Our Lincolnian fight
On this date in 1809, Abraham Lincoln was born in Hodgenville, Ky. Once upon a time, Americans commemorated his birthday and that of George Washington (on Feb. 22) separately. Surely men of such stature deserved the distinction instead of the conglomeration that is Monday next's Presidents Day, a three-day federal holiday better known for store sales than presidents.
All presidential tenures are not equal, of course. But that they are has become the mindset of our everybody's-a-winner society.

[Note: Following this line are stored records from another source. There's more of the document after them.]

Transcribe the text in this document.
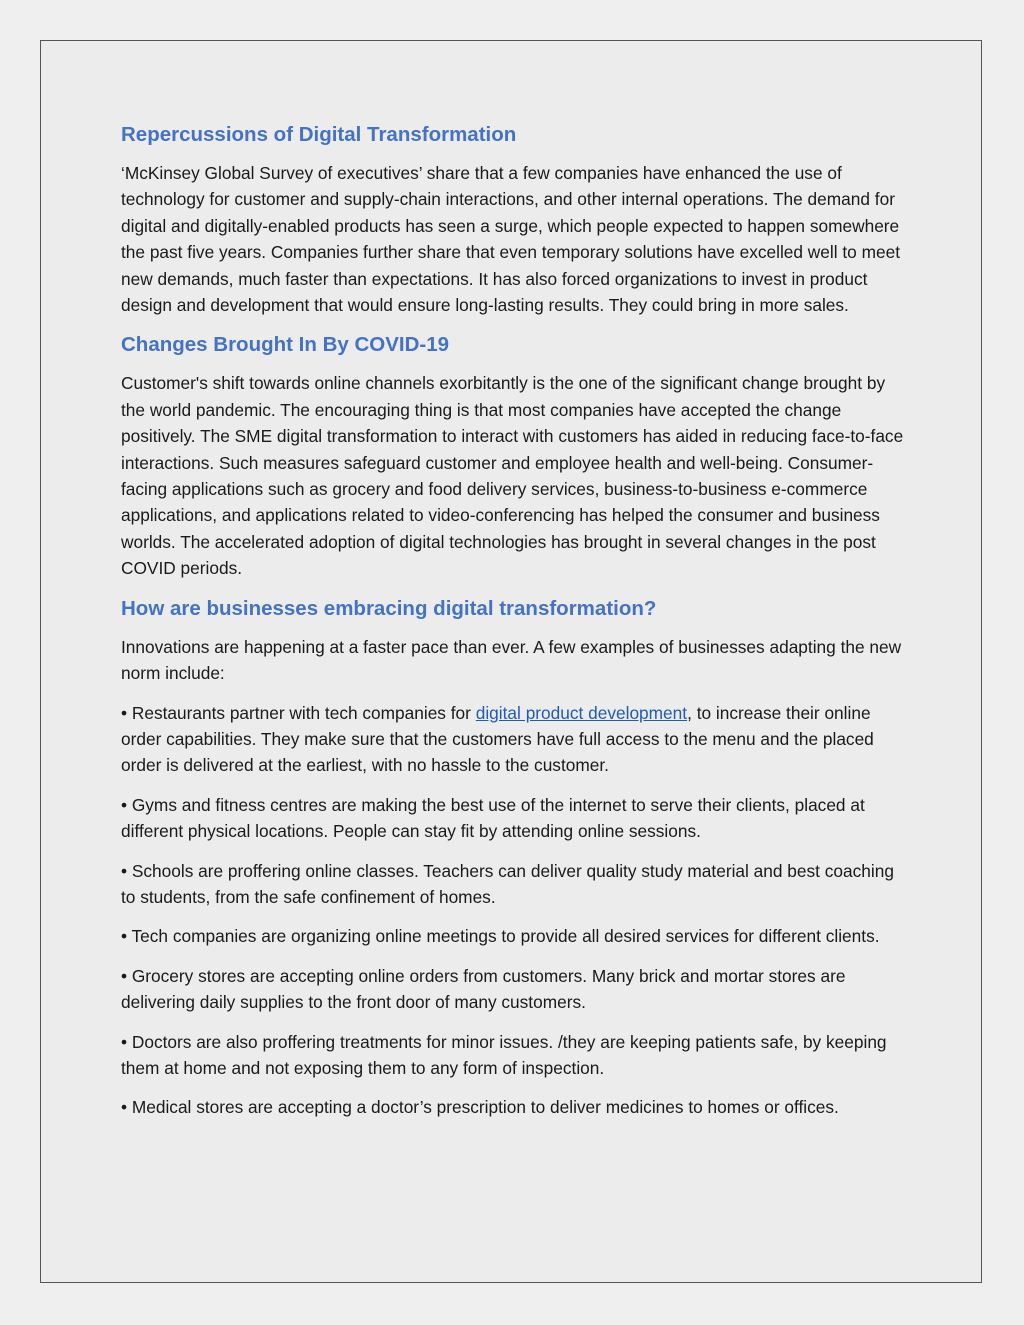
Repercussions of Digital Transformation

‘McKinsey Global Survey of executives’ share that a few companies have enhanced the use of technology for customer and supply-chain interactions, and other internal operations. The demand for digital and digitally-enabled products has seen a surge, which people expected to happen somewhere the past five years. Companies further share that even temporary solutions have excelled well to meet new demands, much faster than expectations. It has also forced organizations to invest in product design and development that would ensure long-lasting results. They could bring in more sales.

Changes Brought In By COVID-19

Customer's shift towards online channels exorbitantly is the one of the significant change brought by the world pandemic. The encouraging thing is that most companies have accepted the change positively. The SME digital transformation to interact with customers has aided in reducing face-to-face interactions. Such measures safeguard customer and employee health and well-being. Consumer-facing applications such as grocery and food delivery services, business-to-business e-commerce applications, and applications related to video-conferencing has helped the consumer and business worlds. The accelerated adoption of digital technologies has brought in several changes in the post COVID periods.

How are businesses embracing digital transformation?

Innovations are happening at a faster pace than ever. A few examples of businesses adapting the new norm include:

• Restaurants partner with tech companies for digital product development, to increase their online order capabilities. They make sure that the customers have full access to the menu and the placed order is delivered at the earliest, with no hassle to the customer.

• Gyms and fitness centres are making the best use of the internet to serve their clients, placed at different physical locations. People can stay fit by attending online sessions.

• Schools are proffering online classes. Teachers can deliver quality study material and best coaching to students, from the safe confinement of homes.

• Tech companies are organizing online meetings to provide all desired services for different clients.

• Grocery stores are accepting online orders from customers. Many brick and mortar stores are delivering daily supplies to the front door of many customers.

• Doctors are also proffering treatments for minor issues. /they are keeping patients safe, by keeping them at home and not exposing them to any form of inspection.

• Medical stores are accepting a doctor’s prescription to deliver medicines to homes or offices.
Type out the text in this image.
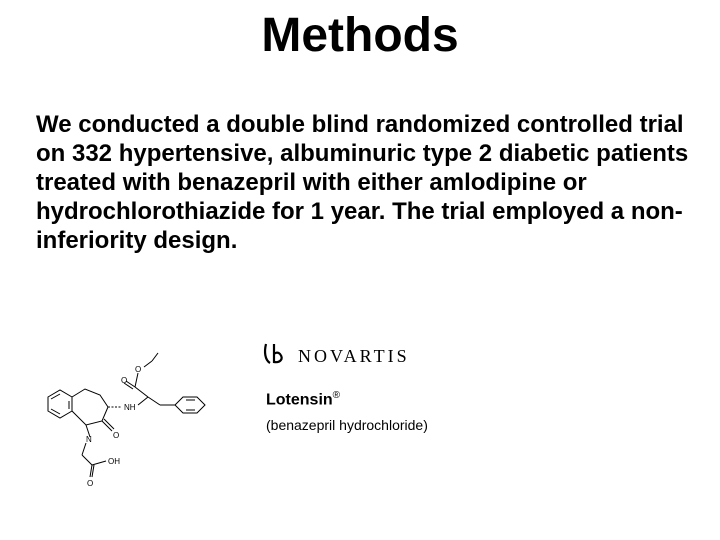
Methods
We conducted a double blind randomized controlled trial on 332 hypertensive, albuminuric type 2 diabetic patients treated with benazepril with either amlodipine or hydrochlorothiazide for 1 year. The trial employed a non-inferiority design.
O
O
NH
N	O
O
OH
NOVARTIS
Lotensin®
(benazepril hydrochloride)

Alas, and not to that end, we commend for your review, on what would have been Mr. Lincoln's 205th birthday, some words to ponder, from an Aug. 22, 1864, speech to the 166th Ohio Regiment as America remained in the throes of a great civil war:
“I happen temporarily to occupy this big White House. I am a living witness that any one of your children may look to come here as my father's child has. It is in order that each of you may have through this free government which we have enjoyed, an open field and a fair chance for your industry, enterprise and intelligence; that you may all have equal privileges in the race of life, with all its desirable human aspirations. It is for this the struggle should be maintained, that we may not lose our birthright — not only for one, but for two or three years. The nation is worth fighting for, to secure such an inestimable jewel.”
Sadly, the American jewel is tarnished these days. May the fight continue. And may our struggles polish the jewel anew.